Tifa, mustering up whatever energy that wasn't going into trying not to wince at the drill that was boring into her left temple, smacked Cloud lightly on the upper arm.
"I am not stubborn."
"…I was saying all that out loud?" Apparently the headache was so loud, he couldn't even hear his own thoughts if he didn't say them out loud.
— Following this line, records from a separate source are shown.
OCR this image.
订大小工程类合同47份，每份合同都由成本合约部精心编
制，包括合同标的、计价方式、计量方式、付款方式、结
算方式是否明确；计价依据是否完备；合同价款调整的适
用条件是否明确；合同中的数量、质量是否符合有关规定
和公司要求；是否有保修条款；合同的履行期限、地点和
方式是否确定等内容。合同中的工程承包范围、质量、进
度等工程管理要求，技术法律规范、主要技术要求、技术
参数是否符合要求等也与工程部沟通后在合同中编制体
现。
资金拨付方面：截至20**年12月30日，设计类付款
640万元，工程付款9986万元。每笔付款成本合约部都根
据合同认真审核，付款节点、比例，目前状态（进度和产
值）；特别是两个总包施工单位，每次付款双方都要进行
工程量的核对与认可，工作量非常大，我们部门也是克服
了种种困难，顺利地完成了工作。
Tifa sighed. "Cloud, please go get some sleep. It's not like… I've got anywhere… to go…" Wince.
Cloud grimaced at the wince. "I won't unless you sleep first."
"Yes. I've got to make sure you're okay before I sleep." He looked serious.
"I promised to protect you."
Tifa, despite the protesting innards in her skull, turned slightly pink. She smiled slightly.
Tifa laid back, her head touching the soft pillow and breathed a sigh of relief. As she started to drift off, she felt someone sit beside her and felt his hand touch hers. She gripped his hand in return, a small smile on her lips.
Cloud allowed his own small smile to flicker on his face as he watched Tifa slip into sleep, still holding his hand.
He had promised to protect her no matter what.
That included headaches too, didn't it?
He didn't bother trying to answer that one as he discovered Tifa had a tight hold even while fast asleep. So Cloud being a sensible person and in need of sleep, did the only thing he could think of at the moment.
He got onto the bed and placed his head beside Tifa's on another pillow. Making sure there was a respectable distance between the both of them, Cloud drifted off as well, he and Tifa's intertwined hands resting between him and her.
Somehow, hangovers could bring about some pretty nice results.
(1) The authoress's friend, Alex the 17th concurs that this term is only applicable to heroes you KNOW just keep silent most of the time (i.e. Cloud Strife and Squall Leonhart). It's probably like a different language, silence.
Hope you guys enjoyed reading. Peace out!